The company has already welcomed its first two affiliates into the inaugural class of Inclusive Ownership Program entrepreneurs this summer. One brokerage will partner with Coldwell Banker in Southern California; the other brokerage is in Nebraska. “There are many more amazing real estate entrepreneurs who are currently in the pipeline to become a Coldwell Banker affiliate as part of the program,” he says.
Beyond the Financial Incentive
Creating the program was a team effort, involving both corporate staff and current broker-owners, Gorman says. The team came up with a list of what an aspiring broker-owner or small, independent broker would find useful. In addition to the franchise fee waiver and start-up funding, the program also includes royalty fee rebates for the first two years of business and complimentary membership in industry partner groups, such as NAREB, the National Association of Hispanic Real Estate Professionals, the Asian Real Estate Association of America, and the National Association of Gay & Lesbian Real Estate Professionals.

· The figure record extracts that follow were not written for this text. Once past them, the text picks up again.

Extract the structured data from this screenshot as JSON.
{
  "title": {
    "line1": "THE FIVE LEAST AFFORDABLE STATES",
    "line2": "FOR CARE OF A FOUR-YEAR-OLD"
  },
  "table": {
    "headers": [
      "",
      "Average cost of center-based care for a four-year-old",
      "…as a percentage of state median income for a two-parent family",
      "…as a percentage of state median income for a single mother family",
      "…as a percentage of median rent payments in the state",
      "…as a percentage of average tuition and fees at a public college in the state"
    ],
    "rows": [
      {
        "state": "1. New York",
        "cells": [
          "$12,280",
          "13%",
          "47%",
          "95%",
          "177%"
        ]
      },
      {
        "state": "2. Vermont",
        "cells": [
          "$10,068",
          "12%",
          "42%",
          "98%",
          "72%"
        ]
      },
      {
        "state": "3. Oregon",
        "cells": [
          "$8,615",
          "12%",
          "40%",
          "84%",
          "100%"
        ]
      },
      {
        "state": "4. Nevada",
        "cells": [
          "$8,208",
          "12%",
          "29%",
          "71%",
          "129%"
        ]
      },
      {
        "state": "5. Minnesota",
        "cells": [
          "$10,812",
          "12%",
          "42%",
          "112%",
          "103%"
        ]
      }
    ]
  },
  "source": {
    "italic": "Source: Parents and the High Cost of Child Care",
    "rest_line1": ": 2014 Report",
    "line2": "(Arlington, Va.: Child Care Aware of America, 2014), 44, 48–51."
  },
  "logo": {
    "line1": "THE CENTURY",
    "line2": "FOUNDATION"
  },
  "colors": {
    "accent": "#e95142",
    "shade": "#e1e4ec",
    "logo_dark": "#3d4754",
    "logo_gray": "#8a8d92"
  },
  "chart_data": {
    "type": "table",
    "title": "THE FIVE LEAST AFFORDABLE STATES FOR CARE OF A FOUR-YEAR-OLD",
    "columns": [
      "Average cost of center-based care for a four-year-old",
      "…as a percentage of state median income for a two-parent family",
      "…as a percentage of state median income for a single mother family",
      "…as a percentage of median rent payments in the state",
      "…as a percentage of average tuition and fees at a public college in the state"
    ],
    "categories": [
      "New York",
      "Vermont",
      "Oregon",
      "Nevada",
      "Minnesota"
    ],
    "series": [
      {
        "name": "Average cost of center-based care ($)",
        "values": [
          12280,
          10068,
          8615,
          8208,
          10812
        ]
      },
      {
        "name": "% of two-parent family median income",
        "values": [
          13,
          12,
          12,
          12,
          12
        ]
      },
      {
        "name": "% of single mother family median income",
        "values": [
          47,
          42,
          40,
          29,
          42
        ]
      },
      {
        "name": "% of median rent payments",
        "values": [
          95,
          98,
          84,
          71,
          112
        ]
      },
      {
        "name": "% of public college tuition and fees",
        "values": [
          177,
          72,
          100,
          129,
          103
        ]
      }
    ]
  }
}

But the biggest draw may be the program’s mentorship program. Each participant will be paired with three mentors. Gorman himself will help with goal setting. In addition, participants will have a mentor from within the company-owned brokerage who has achieved what they’re trying to achieve and a franchise broker-owner who can help them navigate the Coldwell Banker system.
Gorman recently spoke with an African American woman who’s also a veteran and works in a market near a military base. Since she ticks off three of the diversity boxes, she would qualify for $75,000 in start-up funding, in addition to the other incentives. But having previously tried to open her own brokerage, it was the mentorship resources that piqued her interest, Gorman says.
Within a year, Gorman hopes to have at least a dozen new broker-owners on board and plans to track how that first class of franchisees has grown their companies. “We can then make that a baseline to help gauge success in the years to come,” he says.
Doing the Right Thing
The Inclusive Ownership Program was in the planning stages before last fall, when Newsday published the results of its three-year investigation revealing clear patterns of steering and unequal treatment of minority home shoppers on Long Island, N.Y.
But the release of that troubling report has lit a fire at Coldwell Banker and throughout the industry—and the Black Lives Matter movement has reinforced the urgency to address issues of inequality. Gorman says he and other Coldwell Banker executives have continued conversations with NAREB leaders, as well as leaders and staff at the National Association of REALTORS®, which recently announced its own fair housing action plan and implicit bias training. The plan shifts NAR’s focus from awareness to accountability, culture change, and training.
“It is my hope that we treat this not as a moment to merely talk more about diversity and inclusion, but is the beginnings of a movement in which Coldwell Banker and the industry will make real strides,” Gorman says. “We are approaching the starting line, not the finish line.”
While Coldwell Banker’s Inclusive Ownership Program is focused on fostering entrepreneurship, it has equal access to housing at its core.
“I feel very strongly that one of the biggest things we can do to deliver on the promise of fair housing is to have professionals—trusted advisers—working within those communities, helping people understand that homeownership is a possibility,” Gorman says.